ESPACE ET MATIÈRE : CARDIN ET MORANDI

Parmi les maîtres anciens, Morandi admira et loua ouvertement le peintre de genre français Jean-Baptiste Siméon Chardin. Dans ses premières recherches sur Chardin, Morandi avait peut-être lu l’article que le critique d’art Henri des Pruraux publia en 1911 dans la revue d’avant-garde La Voce, affirmant que Chardin avait inventé la nature morte moderne auto-référencée. En 1932, la revue Valori Plastici distribua en Italie la publication de la monographie richement illustrée d’André de Ridder sur Chardin. Morandi accrocha certaines des reproductions de ce livre sur les murs de son atelier pour qu’elles soient constamment sous ses yeux et lui servent d’inspiration. Ces illustrations lui permirent de connaître dans tous ses détails le processus artistique de Chardin, qui travaillait sur des séries avec différentes variations et « recyclait » dans ses œuvres des objets qu’il possédait. Des stratégies que Morandi assuma en revenant encore et encore aux mêmes vases, coupelles, bouteilles et boites, en changeant légèrement leur disposition.

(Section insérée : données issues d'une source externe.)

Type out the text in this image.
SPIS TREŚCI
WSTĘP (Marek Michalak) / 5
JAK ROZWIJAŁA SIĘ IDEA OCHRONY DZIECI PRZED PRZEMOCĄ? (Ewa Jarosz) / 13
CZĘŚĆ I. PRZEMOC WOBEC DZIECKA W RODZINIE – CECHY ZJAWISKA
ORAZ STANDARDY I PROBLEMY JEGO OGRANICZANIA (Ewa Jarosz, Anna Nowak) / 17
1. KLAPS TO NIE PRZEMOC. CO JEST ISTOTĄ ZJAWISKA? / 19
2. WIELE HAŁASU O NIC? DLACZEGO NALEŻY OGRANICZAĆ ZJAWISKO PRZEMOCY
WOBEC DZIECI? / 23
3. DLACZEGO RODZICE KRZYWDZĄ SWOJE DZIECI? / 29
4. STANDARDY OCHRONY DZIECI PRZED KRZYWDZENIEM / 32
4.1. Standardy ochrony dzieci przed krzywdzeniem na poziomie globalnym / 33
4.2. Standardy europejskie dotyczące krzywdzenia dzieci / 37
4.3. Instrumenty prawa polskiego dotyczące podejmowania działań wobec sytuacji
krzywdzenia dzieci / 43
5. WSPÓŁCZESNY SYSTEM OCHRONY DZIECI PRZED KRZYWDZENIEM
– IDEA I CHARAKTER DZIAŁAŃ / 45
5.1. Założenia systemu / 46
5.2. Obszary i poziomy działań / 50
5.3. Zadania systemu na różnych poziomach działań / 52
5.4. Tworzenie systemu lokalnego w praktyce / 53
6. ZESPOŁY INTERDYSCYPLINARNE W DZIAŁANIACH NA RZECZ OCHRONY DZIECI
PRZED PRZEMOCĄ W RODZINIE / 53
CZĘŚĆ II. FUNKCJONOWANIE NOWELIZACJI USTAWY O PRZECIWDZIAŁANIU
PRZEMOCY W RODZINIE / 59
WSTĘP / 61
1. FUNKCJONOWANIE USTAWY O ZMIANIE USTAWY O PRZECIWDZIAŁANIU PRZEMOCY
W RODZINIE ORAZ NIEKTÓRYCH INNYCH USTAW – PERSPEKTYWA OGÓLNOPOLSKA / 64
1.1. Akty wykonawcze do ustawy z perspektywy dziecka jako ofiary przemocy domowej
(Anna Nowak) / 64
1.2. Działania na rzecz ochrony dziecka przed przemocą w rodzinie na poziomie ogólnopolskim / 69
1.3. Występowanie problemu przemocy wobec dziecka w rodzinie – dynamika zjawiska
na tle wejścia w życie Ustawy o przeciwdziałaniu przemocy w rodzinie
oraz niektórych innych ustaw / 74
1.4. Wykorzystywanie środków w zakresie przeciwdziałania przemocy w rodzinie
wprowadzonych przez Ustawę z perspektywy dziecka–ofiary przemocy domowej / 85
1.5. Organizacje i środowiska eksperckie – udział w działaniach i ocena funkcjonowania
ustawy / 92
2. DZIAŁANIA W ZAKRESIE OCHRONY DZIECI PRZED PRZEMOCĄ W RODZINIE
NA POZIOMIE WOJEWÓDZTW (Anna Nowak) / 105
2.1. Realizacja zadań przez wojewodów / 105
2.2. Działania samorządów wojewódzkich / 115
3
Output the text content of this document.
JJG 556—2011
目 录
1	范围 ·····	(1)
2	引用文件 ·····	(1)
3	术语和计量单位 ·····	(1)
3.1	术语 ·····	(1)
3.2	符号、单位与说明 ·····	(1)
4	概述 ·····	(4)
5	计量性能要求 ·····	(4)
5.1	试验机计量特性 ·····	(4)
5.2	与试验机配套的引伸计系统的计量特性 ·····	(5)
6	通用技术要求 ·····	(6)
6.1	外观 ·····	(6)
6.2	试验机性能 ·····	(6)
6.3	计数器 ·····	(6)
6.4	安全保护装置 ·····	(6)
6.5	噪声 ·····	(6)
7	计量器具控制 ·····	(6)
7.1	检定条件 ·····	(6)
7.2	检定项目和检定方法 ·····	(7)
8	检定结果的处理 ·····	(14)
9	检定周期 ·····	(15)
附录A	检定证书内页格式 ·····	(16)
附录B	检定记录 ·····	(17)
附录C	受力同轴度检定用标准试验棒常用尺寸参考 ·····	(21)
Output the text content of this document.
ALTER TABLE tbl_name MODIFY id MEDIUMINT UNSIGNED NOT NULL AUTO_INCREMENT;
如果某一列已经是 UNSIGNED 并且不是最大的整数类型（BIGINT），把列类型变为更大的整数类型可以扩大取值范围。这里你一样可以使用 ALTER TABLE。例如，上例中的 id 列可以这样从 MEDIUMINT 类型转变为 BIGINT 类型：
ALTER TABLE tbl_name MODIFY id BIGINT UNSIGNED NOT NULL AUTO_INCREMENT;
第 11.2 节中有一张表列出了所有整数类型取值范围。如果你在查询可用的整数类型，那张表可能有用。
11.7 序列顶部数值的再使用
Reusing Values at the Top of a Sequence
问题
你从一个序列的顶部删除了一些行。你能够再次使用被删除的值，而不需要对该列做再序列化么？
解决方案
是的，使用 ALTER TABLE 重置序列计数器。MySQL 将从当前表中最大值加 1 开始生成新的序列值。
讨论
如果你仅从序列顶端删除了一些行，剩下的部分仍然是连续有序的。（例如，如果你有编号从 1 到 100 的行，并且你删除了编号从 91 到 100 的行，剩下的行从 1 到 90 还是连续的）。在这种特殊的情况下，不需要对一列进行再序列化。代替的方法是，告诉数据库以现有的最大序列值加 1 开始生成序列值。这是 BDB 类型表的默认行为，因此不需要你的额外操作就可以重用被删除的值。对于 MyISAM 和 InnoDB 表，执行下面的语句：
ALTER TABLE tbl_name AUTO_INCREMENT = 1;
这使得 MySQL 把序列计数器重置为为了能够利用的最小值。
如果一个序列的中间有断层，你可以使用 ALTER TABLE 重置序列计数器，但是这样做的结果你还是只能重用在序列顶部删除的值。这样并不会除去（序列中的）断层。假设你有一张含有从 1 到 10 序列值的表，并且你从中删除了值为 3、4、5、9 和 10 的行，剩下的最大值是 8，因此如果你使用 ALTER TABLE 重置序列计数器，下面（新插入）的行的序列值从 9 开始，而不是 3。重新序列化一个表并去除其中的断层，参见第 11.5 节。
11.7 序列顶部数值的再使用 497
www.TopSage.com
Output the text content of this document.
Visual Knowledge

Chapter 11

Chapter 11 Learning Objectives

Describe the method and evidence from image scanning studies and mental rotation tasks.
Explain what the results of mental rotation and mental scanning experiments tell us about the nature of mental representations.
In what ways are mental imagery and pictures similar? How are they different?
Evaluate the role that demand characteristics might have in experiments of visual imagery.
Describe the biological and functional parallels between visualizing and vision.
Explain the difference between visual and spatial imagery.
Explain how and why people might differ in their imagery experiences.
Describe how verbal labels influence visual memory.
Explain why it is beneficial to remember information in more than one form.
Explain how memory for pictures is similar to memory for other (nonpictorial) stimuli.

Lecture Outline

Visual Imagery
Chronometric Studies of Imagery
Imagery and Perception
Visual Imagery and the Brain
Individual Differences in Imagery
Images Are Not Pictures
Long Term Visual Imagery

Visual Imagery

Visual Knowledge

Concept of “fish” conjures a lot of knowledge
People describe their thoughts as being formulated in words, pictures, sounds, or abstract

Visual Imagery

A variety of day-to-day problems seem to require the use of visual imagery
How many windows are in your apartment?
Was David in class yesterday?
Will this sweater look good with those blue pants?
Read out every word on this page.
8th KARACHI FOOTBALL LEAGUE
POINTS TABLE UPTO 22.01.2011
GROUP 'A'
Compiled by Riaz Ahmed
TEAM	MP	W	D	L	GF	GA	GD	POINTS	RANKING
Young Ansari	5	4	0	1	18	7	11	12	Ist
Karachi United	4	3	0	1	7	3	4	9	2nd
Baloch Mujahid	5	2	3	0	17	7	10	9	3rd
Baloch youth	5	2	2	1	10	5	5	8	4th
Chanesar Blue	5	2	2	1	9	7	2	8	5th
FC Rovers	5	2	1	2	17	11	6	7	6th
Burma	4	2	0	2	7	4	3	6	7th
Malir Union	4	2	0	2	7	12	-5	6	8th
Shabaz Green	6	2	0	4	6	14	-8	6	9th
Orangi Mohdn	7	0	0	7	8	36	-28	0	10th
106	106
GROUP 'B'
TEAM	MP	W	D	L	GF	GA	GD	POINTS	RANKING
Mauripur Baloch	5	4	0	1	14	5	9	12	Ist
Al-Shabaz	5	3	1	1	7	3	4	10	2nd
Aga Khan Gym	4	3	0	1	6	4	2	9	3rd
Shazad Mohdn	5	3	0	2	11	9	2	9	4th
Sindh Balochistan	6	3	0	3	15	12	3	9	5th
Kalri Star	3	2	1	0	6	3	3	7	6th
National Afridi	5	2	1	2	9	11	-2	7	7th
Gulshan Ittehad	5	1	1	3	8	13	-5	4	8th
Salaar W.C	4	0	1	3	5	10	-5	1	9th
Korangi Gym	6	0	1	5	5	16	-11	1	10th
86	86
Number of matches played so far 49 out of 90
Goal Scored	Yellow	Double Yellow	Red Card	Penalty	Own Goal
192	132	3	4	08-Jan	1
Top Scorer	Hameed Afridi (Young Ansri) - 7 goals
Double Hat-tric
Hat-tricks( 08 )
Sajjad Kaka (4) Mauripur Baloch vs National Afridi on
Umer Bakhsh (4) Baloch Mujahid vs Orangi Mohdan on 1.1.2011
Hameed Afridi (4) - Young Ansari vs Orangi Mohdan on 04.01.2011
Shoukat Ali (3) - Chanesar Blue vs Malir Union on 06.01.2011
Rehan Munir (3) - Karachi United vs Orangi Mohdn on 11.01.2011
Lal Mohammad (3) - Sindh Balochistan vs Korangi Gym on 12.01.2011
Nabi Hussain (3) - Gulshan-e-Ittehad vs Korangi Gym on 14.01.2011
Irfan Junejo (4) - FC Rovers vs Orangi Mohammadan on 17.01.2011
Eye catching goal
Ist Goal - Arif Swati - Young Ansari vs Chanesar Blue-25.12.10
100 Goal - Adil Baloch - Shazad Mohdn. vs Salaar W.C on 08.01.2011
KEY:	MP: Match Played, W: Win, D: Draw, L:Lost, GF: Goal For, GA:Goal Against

Les échos de Chardin continuèrent de résonner tout au long de la carrière de Morandi. Dans son interview de 1960 avec le critique Edouard Roditi, l’artiste le décrivait comme « le plus grand peintre de natures mortes » parce qu’ « il ne dépendait jamais d’effets de trompe-l’œil et qu’au contraire, il arrivait avec ses pigments, ses formes, son sens de l’espace et sa matière, comme le disent les critiques français, à suggérer un monde qui l’intéressait lui personnellement ». Morandi trouva en Chardin un véritable alter ego dans l’histoire, quelqu’un qui se préoccupait des mêmes questions : le premier artiste qui aborda le thème de la peinture en elle-même à travers un genre spécifique – la nature morte — pour arriver à en comprendre tout le potentiel.